Friday, October 10, 2014

Vegas bets on same-sex marriage



It appeared at the weekend that Nevada’s bet on same-sex marriage was a winner after all. Wedding bells had begun ringing in chapels looking for business after a brief halt ordered by one U.S. Supreme Court justice.

The Las Vegas Convention and Visitors Authority placed a full page ad in USA Today featuring two groom cake-toppers with a view of Vegas in the background.

For Nevada it is a business issue, not a religious one. Many tourists from around the world come to Nevada to get married. And tourism in general has been down due to the worldwide recession in recent years.

It was not clear that wedding chapels in Las
Vegas and Reno, and other Nevada cities, would be making any distinctions on who could be married. It appeared that anyone who stays in Vegas can get married there.
Plenty of tourists buy legal marijuana in Colorado.

The “Wedding Chapel” in Las Vegas advertises online: “Why Get Married in Las Vegas.

First, Getting Married in Las Vegas is very simple. Second, Las Vegas is the number one wedding destination in the world. Third, ITS LAS VEGAS! The airfare is always reasonable, hotel accommodations are plentiful, and obtaining Las Vegas Marriage License is a simple process with no waiting periods or blood testing requirements.”

The courts’ confusion has made the situation very unclear. Will marriages in states that allow same-sex marriages be legal in other states, or only in the 30-plus states in which it is now legal.

Same-Sex Marriage review 
In more than half of the states the marriages are only legal because of court intervention.

North Carolina became the latest state to legalize gay marriage after a federal judge on Friday afternoon ruled a ban created by state voters unconstitutional.

Earlier in the day, the Supreme Court itself overturned Justice Anthony Kennedy’s order halting gay marriages, with no comment.

Kennedy not only was not speaking for the court, he had erroneously reinstated a gay marriage ban in Idaho and Nevada, when only Idaho was at issue.
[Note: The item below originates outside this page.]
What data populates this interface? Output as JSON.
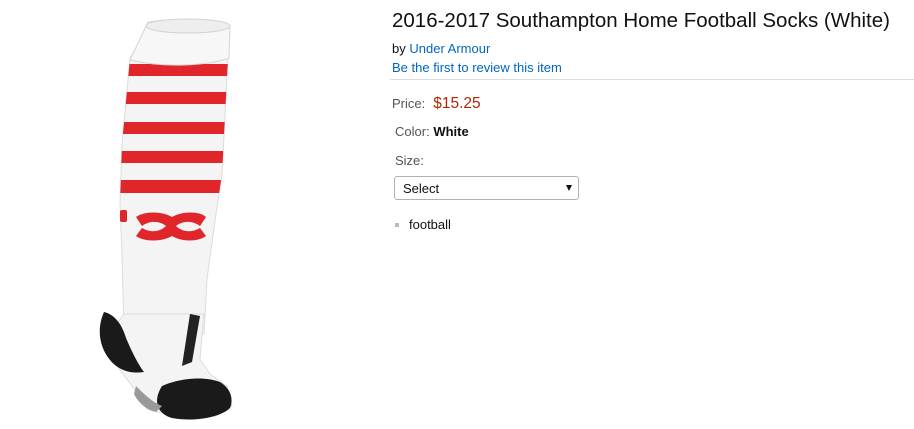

What the New York Times and others had called the “tacit” approval of gay marriage effectively was just that after the Friday morning Supreme Court decision and the ruling of U.S. District Judge Max Cogburn of Asheville, N.C.

Cogburn rejected the most recent voter-approved ban on gay marriages, saying it clearly violated constitutional protections that all Americans will be treated the same.